Concepts
Streaming Dataflow

Streaming Dataflow

The basic premise of streaming dataflow (opens in a new tab) is that a series of operations is applied to each element of a stream (a given sequence of data).

Stream

The stream that Readyset deals with is the sequence of inserts of new records to your database and updates of existing records in the database.

Databases typically refer to the stream as either the binary log or replication stream.

Readyset receives this stream as input by registering itself as a read replica of your primary database (opens in a new tab).

Operations

Operations transform the stream in some way.

Readyset applies SQL operations over this data change stream to compute the results of the SQL queries you want to cache. When Readyset receives a new SQL query, it first creates a query plan, which consists of the ordered sequence of transformations over the data in the base tables that needs to be applied to compute the correct query result. Readyset then instantiates a long-lived dataflow graph that actually executes thesew operations in the query plan over the incoming data stream.

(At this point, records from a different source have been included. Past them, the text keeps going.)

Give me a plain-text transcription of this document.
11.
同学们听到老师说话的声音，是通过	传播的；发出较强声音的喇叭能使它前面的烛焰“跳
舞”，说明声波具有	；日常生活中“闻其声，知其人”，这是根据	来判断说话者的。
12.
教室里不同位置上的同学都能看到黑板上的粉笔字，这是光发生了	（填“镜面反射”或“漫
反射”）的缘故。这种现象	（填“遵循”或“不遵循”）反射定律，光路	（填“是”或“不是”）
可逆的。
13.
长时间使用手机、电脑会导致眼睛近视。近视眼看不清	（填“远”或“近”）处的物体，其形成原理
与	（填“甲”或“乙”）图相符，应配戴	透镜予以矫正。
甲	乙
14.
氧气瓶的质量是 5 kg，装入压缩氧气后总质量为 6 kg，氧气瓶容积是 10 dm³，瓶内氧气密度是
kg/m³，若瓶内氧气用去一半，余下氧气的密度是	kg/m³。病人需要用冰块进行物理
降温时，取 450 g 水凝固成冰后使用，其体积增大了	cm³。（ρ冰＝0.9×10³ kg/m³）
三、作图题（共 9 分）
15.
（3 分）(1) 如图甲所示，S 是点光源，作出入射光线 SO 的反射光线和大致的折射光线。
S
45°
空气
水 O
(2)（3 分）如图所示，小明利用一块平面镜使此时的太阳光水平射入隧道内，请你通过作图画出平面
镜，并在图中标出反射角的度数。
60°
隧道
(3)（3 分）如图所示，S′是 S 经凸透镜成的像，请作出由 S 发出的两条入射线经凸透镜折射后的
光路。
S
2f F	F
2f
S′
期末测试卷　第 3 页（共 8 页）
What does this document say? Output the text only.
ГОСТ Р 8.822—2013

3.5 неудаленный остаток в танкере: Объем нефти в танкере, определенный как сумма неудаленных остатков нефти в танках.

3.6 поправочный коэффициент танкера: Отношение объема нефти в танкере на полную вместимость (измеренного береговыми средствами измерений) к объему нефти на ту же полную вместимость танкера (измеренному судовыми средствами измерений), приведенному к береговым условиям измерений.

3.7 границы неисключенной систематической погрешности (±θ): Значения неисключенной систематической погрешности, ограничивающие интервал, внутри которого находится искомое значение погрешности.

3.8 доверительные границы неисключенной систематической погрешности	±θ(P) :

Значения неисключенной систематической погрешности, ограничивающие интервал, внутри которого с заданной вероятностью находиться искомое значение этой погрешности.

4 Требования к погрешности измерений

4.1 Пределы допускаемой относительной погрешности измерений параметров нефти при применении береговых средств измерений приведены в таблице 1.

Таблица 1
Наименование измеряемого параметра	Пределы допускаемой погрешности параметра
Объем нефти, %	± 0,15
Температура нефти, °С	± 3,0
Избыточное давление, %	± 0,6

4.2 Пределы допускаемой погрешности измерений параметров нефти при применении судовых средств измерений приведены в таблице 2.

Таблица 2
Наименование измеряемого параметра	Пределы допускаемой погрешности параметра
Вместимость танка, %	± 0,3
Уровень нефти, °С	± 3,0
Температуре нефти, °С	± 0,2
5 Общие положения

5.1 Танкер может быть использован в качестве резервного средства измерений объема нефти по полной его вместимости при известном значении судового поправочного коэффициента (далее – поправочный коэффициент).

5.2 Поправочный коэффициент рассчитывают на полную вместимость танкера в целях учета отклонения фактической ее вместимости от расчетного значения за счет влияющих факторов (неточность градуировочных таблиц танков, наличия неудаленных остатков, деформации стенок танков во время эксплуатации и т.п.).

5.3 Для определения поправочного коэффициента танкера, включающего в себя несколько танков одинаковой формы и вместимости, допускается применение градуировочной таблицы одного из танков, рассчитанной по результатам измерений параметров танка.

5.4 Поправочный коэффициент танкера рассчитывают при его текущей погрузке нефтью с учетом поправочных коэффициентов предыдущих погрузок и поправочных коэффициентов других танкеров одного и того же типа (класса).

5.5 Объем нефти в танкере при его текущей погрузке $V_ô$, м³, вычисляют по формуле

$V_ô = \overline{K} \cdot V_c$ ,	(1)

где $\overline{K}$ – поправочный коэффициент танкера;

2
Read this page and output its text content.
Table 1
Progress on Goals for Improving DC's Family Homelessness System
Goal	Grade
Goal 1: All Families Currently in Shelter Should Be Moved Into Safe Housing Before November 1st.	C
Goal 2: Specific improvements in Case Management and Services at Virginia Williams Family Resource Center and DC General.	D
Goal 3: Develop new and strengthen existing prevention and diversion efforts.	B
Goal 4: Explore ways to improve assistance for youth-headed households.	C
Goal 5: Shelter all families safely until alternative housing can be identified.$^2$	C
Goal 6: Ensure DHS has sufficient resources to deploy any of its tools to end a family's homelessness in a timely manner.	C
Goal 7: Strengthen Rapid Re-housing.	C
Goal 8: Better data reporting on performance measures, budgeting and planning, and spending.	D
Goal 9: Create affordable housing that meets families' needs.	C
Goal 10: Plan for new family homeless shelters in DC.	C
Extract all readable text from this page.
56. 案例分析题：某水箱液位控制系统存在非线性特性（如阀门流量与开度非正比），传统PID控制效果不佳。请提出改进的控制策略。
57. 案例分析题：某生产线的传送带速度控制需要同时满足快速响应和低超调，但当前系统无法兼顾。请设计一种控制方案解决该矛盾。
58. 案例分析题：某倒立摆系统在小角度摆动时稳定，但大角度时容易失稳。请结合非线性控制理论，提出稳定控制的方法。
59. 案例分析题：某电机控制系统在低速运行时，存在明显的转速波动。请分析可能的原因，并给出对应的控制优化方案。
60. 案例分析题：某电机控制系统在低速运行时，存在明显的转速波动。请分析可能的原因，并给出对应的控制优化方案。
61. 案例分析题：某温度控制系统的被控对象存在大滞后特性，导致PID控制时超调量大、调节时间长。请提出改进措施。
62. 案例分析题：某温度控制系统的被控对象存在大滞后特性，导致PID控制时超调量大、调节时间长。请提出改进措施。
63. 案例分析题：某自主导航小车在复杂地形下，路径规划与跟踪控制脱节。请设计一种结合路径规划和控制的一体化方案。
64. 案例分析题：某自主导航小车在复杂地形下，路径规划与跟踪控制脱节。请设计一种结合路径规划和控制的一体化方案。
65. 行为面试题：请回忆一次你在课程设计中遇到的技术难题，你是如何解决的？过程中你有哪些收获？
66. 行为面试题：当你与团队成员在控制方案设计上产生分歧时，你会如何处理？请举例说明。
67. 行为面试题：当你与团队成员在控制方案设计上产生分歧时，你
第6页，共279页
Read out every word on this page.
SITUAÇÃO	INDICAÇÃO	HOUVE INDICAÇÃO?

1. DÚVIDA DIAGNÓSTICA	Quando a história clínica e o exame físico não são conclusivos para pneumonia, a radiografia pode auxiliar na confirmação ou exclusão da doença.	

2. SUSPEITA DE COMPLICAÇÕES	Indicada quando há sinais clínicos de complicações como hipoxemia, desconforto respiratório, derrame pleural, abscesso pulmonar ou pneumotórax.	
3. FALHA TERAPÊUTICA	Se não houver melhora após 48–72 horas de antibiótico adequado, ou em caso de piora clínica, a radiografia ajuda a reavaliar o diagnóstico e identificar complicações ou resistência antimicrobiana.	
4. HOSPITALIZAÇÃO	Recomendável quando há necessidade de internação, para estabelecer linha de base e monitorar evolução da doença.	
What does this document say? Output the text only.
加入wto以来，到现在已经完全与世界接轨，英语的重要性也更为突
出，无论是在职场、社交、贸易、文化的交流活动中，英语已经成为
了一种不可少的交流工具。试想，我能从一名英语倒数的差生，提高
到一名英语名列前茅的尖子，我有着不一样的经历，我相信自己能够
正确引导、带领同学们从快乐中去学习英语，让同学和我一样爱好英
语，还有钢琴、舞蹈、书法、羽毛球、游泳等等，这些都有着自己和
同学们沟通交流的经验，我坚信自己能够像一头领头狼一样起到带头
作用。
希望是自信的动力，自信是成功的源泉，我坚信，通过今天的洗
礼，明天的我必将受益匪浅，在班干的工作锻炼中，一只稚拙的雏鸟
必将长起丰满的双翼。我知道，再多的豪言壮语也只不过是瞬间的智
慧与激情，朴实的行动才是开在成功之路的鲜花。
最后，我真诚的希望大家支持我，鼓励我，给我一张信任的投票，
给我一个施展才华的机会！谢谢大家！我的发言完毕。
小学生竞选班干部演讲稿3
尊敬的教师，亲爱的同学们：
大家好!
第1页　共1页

The entry points of Readyset's dataflow graph are referred to as base table nodes, which represent the underlying database tables. Incoming data changes enter the graph via the base tables, before flowing through the rest of the operators in the graph.

Below the base table nodes are **internal nodes. Each internal node computes a specific SQL operator (e.g., joins, aggregates, projections, and filters) over the incoming stream of data changes. Each nodes tracks the results of these operations, keeping them up to date in real-time in memory.

Whenever a new element in the stream is recieved by Readyset, it is first updated in the base table node. The change then "flows" downstream, through the internal nodes of the graph. Each internal node updates its in-memory state before passing the change downstream through the graph.

Leaf nodes in the graph have no downstream nodes. These nodes are called reader nodes, storing a the result set associated with a given query.